Even look at that vulgar-looking beetle, whose coarse form would banish the idea of any rational feeling existing

In its brain - the Billingsgate fish-woman of its tribe in coarseness and rudeness of exterior (Scarabaeus carnifex) - see with what quickness she is running backward, raised almost upon her head, while with her bind legs she trundles a large ball; herself no bigger than a nutmeg, the ball is four times the size. There she goes along the smooth road. The ball she has just manufactured from some fresh-dropped horse-dung; it is as round as though turned by a lathe, and, although the dung has not lain an hour upon the ground, she and her confederates have portioned out the spoil, and each has started off with her separate ball. Not a particle of horsedung remains upon the road. Now she has rolled the ball away from the hard road, and upon the soft, sandy border she has stopped to rest. No great amount of rest; she plunges her head into the ground, and with that shovel-like projection of stout horn she mines her way below: she has disappeared even in these few seconds.

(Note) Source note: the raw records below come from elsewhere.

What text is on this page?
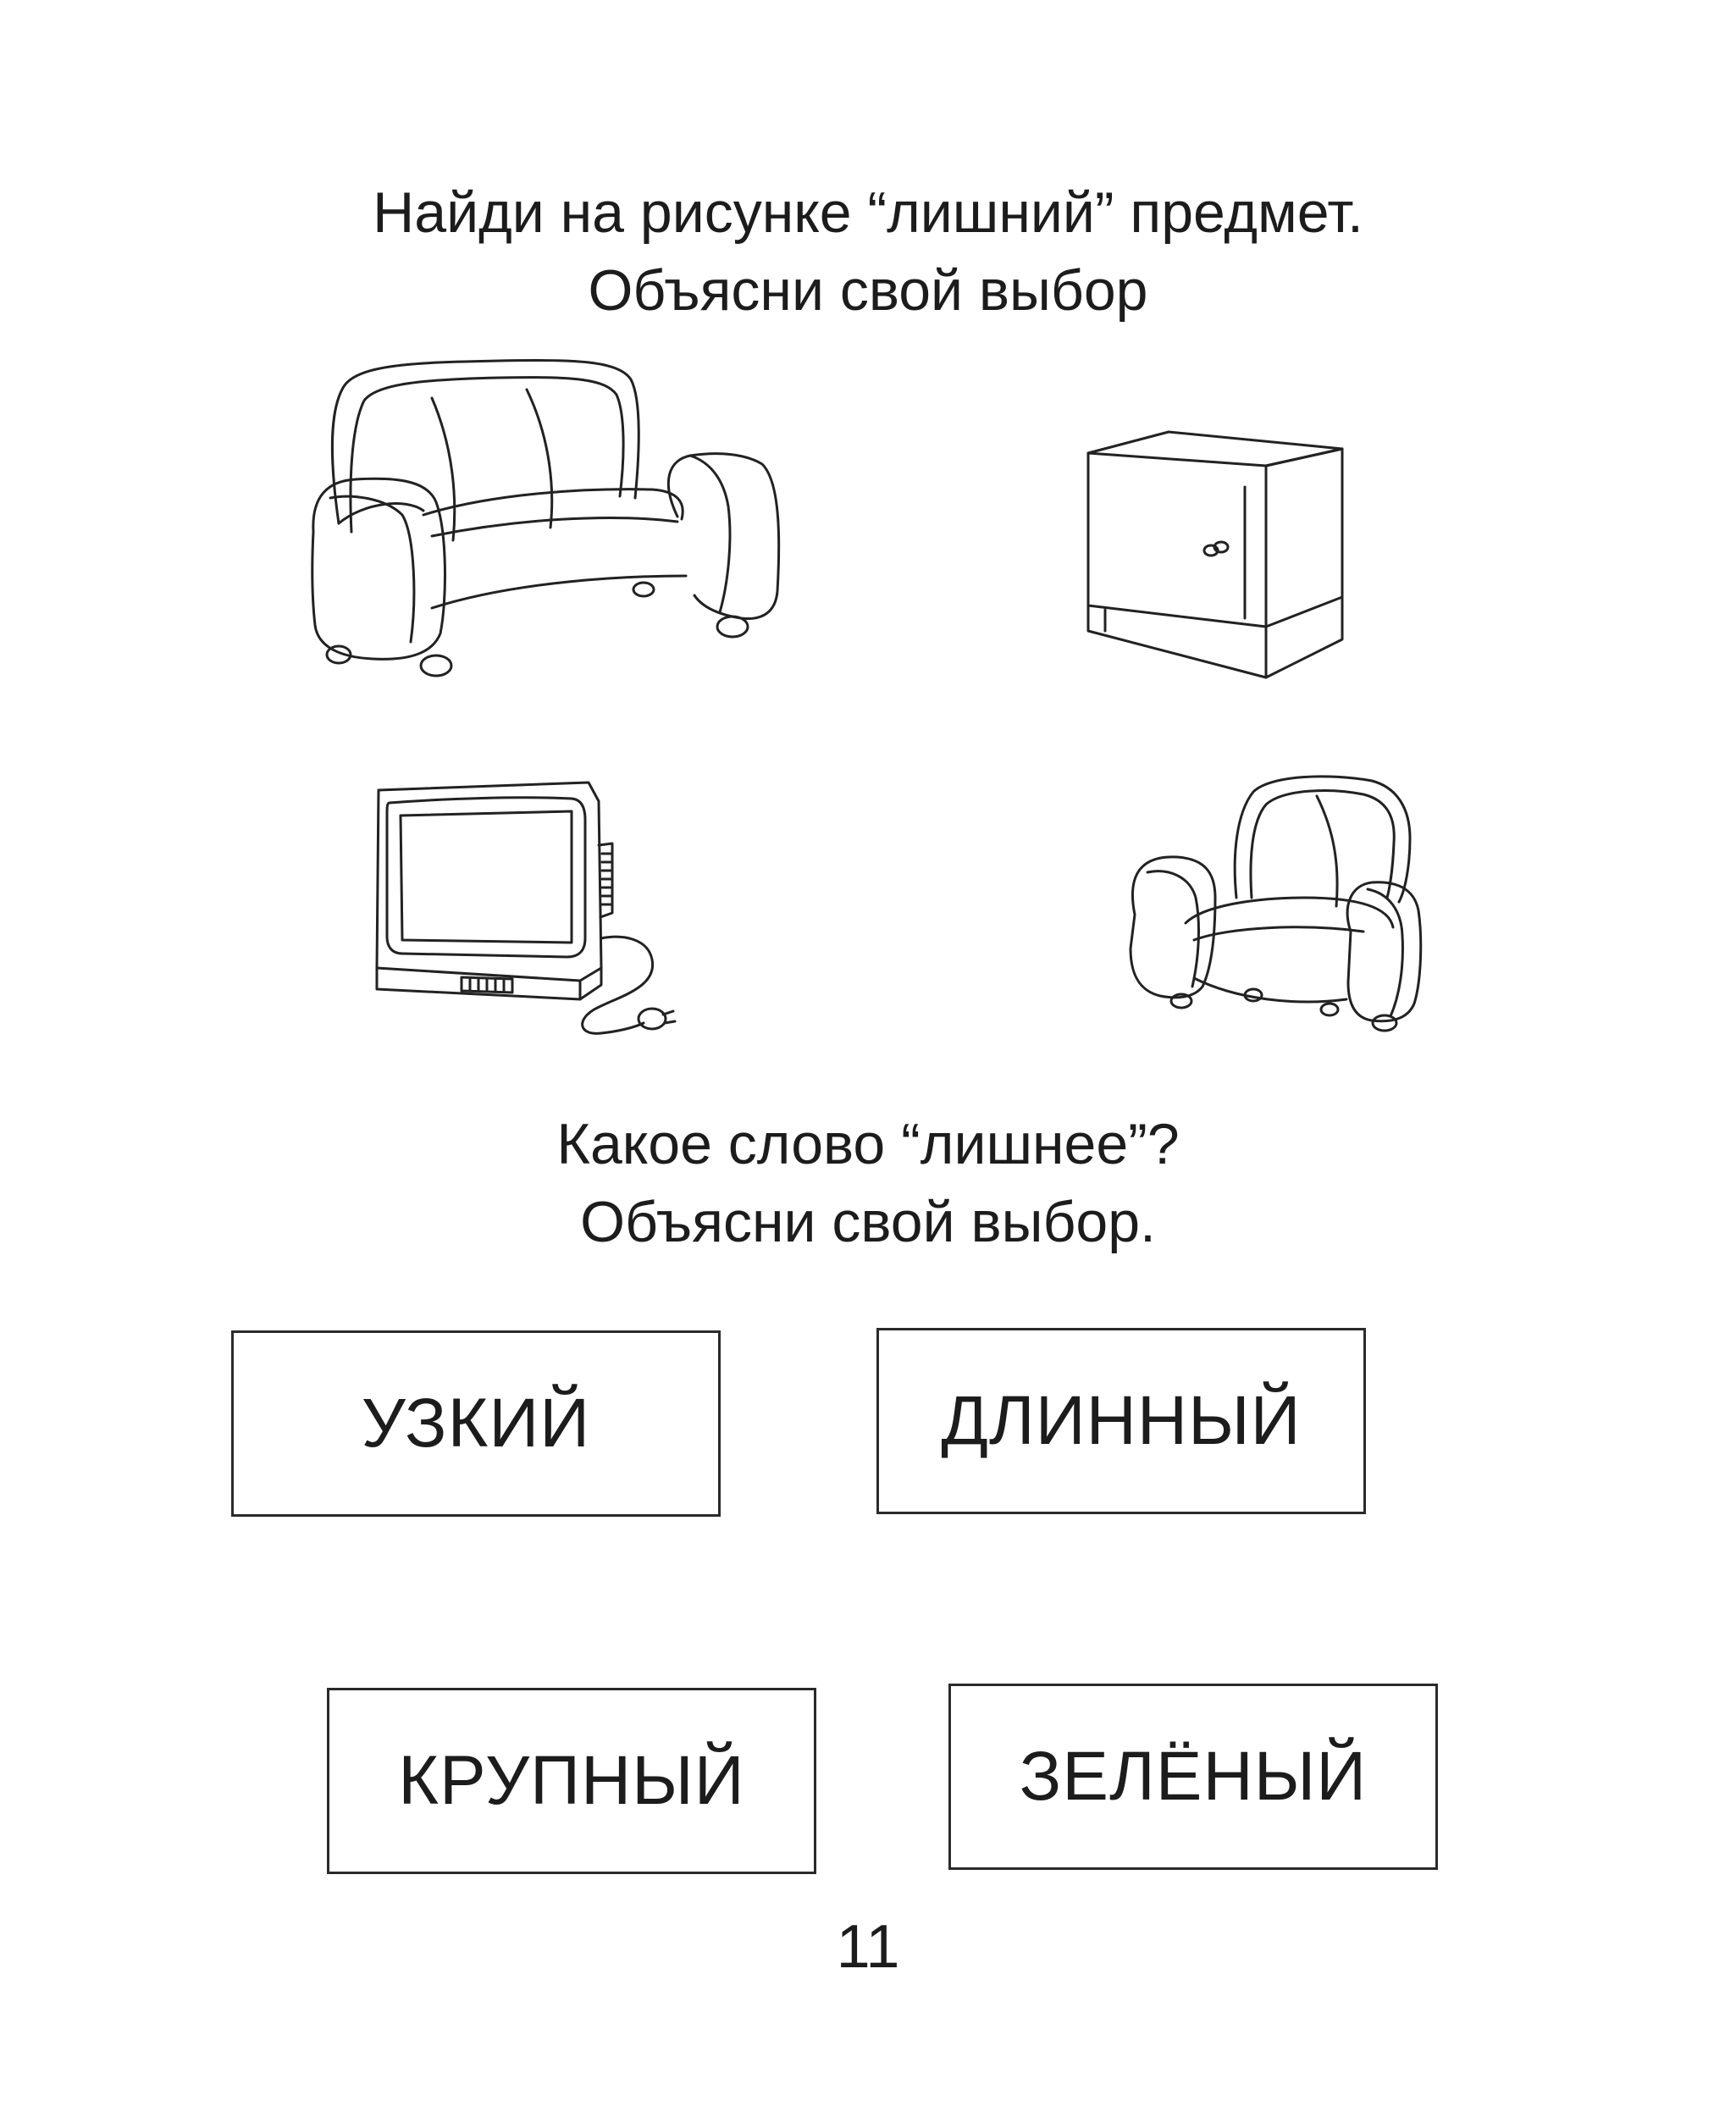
Найди на рисунке “лишний” предмет.
Объясни свой выбор
Какое слово “лишнее”?
Объясни свой выбор.
УЗКИЙ	ДЛИННЫЙ
КРУПНЫЙ	ЗЕЛЁНЫЙ
11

Presently the apparently deserted ball begins to move, as though acted on by some subterranean force; gradually it sinks to the earth, and it vanishes altogether.

Some persons might imagine that she feeds upon the ordure, and that she has buried her store as a dog hides a bone; but this is not the case; she has formed a receptacle for her eggs, which she deposits in the ball of dung, the warmth of which assists in bringing the larvae into life, which then feed upon the manure.